1.      Men come to presuppose the truth of God only by the grace of God.

a.      Because it is the truth and grace of God which has transformed us, we must be bold in our challenge to intellectual belief.

b.      Since it is the grace of God (not our own wisdom) which accounts for our change of mind, humility is befitting the Christian scholar; we must have nothing in ourselves of which to boast.

c.       THEREFORE, IT MUST BE HUMBLE BOLDNESS – Not compromise, not obscurantism, not arrogance – which characterizes our scholarship

2.      All men are “without excuse” for rebellion against the Lord, for all men know the living and true God by means of his common revelation.

a.       Despite his contrary profession, even the unbeliever knows what may be known about God from nature and conscience; God has clearly revealed Himself to every man.

b.      All men attempt to suppress this knowledge of God, as is manifest in the various, multiform, and profuse schemes of anti-Christian thought and philosophy.

c.       But because the unbeliever cannot rid himself of a knowledge of God, because he continues to use the “borrowed capital” of theistic truths, he is enabled to come to a limited understanding of the truth about the world and himself – despite, not because of, his attempted autonomy.

3.      God has created all things for Himself, directs them to His own sovereign ends, and owns everything – in which case, everything is the created realm must serve Him.

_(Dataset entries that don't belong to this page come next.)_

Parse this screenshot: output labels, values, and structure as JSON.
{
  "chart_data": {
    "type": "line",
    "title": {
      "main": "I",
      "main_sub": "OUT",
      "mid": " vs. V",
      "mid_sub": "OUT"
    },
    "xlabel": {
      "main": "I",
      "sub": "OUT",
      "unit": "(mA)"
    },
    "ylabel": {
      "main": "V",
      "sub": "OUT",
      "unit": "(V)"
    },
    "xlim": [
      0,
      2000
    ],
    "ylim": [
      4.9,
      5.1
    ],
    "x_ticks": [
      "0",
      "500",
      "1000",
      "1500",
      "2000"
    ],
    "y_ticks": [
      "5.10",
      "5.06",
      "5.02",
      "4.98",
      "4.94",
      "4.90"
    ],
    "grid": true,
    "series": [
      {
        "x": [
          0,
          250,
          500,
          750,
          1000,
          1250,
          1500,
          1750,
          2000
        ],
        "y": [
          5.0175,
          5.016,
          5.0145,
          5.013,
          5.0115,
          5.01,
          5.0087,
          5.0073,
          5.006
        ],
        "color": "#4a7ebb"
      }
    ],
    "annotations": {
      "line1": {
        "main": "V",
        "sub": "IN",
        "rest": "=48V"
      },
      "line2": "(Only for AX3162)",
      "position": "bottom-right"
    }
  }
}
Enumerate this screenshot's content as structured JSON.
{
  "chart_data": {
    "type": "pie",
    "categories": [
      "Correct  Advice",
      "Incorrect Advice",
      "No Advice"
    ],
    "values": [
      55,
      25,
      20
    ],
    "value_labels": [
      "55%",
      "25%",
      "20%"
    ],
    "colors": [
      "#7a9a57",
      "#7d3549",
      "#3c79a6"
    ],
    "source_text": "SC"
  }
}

a.      This precludes the possibility of an neutral ground between the believer and unbeliever, but it assures us that there is abundant common ground (metaphysically speaking) between them, since all men are God’s creatures and live in God’s world.

b.      As God’s creature, created in God’s image, and living in an environment which constantly brings the revelation of God to bear upon him, the unbeliever is always accessible to the gospel.  The believer always has a point of contact with the unbeliever: (1) his being the image of God, and (2) the suppressed truth deep inside him.